For PMTiles the module is loadable directly as a Caddy plugin (https://docs.protomaps.com/deploy/server#caddyfile) which I prefer to nginx for security and bugs (and automatic SSL), and also enables serving PMTiles from disk or a remote storage bucket without a separate service running.

hyperknot · 2024-09-24T19:14:44 1727205284

Yes, PMTiles with the Caddy plugin is very similar to nginx + Btrfs.

At that point, the difference between the two projects is mostly which schema is being used.

tecleandor · 2024-09-24T20:02:30 1727208150

You both specify the filesystem to be Btrfs. Is there any advantage in this case against ZFS, ext4, XFS... or is it just a practical choice?

hyperknot · 2024-09-24T21:16:38 1727212598

Yes, small files can fit in the metadata, which makes a super big difference when you have 300 million files of 405 bytes each. Also, inode handling is way better compared to ext4.

tecleandor · 2024-09-25T10:12:38 1727259158

Oh neat! Thanks! I'm checking the docs and I guess you're referring to "Inline files". I don't have much knowledge about btrfs, so I didn't know...

The nearest thing (and it's not really really similar, just related) that ZFS has is special VDEVs.

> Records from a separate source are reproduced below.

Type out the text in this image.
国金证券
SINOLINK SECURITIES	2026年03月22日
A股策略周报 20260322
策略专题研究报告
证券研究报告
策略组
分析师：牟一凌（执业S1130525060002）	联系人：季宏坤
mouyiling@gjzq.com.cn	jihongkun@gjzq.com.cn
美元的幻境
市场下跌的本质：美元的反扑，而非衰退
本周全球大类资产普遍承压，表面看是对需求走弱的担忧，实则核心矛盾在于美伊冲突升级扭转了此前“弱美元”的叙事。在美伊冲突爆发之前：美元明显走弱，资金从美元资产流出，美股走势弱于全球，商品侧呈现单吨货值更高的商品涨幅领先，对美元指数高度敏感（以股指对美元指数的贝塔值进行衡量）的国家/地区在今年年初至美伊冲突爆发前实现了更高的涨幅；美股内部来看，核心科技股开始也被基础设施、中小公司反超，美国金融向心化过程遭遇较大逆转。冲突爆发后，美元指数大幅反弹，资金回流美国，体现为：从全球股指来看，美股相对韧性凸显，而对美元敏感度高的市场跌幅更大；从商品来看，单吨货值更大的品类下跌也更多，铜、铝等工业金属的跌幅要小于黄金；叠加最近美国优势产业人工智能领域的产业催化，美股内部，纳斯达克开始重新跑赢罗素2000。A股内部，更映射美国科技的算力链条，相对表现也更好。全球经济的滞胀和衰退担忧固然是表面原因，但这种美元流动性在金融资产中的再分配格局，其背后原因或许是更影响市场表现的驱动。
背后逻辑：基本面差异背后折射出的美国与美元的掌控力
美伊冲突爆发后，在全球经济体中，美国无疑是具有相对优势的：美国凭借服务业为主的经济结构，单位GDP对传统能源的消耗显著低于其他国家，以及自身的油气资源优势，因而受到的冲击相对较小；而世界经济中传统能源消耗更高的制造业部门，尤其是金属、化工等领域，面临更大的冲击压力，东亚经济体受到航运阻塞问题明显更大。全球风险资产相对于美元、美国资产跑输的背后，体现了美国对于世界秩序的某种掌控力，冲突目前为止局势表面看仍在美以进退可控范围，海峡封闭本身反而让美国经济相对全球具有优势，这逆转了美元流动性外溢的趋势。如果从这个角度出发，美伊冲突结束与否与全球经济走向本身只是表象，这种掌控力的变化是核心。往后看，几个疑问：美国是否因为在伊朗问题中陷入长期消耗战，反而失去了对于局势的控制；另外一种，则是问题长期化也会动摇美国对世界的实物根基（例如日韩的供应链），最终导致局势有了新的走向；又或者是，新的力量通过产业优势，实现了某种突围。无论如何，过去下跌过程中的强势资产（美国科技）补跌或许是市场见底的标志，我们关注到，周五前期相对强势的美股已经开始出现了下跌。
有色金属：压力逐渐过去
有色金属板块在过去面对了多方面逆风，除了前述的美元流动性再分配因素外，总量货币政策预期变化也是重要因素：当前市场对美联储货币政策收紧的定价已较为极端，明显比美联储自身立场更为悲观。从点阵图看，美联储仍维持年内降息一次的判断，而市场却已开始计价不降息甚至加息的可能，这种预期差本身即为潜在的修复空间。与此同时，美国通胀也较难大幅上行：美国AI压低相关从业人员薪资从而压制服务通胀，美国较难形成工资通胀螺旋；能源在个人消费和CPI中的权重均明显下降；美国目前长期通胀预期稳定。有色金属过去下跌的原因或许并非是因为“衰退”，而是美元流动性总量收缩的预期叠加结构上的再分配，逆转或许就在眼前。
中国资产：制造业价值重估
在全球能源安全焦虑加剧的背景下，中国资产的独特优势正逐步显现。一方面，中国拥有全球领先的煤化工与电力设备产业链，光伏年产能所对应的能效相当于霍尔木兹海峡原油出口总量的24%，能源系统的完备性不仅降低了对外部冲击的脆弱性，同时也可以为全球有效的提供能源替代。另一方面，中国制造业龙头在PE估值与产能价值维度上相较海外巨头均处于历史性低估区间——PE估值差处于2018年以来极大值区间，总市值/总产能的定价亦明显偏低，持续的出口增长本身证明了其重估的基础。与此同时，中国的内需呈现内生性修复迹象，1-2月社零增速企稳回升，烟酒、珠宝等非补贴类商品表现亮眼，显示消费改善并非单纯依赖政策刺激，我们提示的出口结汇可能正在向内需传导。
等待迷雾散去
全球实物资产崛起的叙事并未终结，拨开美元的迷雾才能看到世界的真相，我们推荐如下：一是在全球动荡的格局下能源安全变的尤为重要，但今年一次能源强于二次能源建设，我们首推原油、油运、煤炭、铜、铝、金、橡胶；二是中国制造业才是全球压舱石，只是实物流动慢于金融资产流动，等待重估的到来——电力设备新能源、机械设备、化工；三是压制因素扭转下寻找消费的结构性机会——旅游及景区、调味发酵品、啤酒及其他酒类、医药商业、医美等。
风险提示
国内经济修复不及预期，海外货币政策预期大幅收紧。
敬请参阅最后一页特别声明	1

When you have an array of disks (usually "slow", like regular HDDs) you can attach to it another array of disks (usually very fast, like NVMe) where you can store metadata (file information) and optionally small files up to a size that you can define.

So for example you have a 50TB (or 500, who knows) array of SATA disks, and a small but superfast array of NVMe drives. Lets say 128GB. Or 512, or 1TB depending on you want to do.

File metadata is saved there, so doing a find, ls, tree... operation is now very fast. And if you save, for example, all files smaller than 32KB there (it will depend on your needs, also) all the small file operations will be way faster.

hyperknot · 2024-09-25T12:36:52 1727267812

Yes, the key thing about Btrfs is how it handles inodes and how it can store data with the metadata. In the OpenFreeMap image, 60% of the files are stored with the metadata, essentially taking up no space.

preya2k · 2024-09-25T04:05:58 1727237158

I would also like to see this comparison. And for good measure it’d be great to also include Versatiles in this comparison.

bdon · 2024-09-25T04:49:27 1727239767

If you would like to run this comparison for tileservers reading from disk, I wrote a small tool to simulate traffic based on access logs of OpenStreetMap tiles:

https://github.com/bdon/TileSiege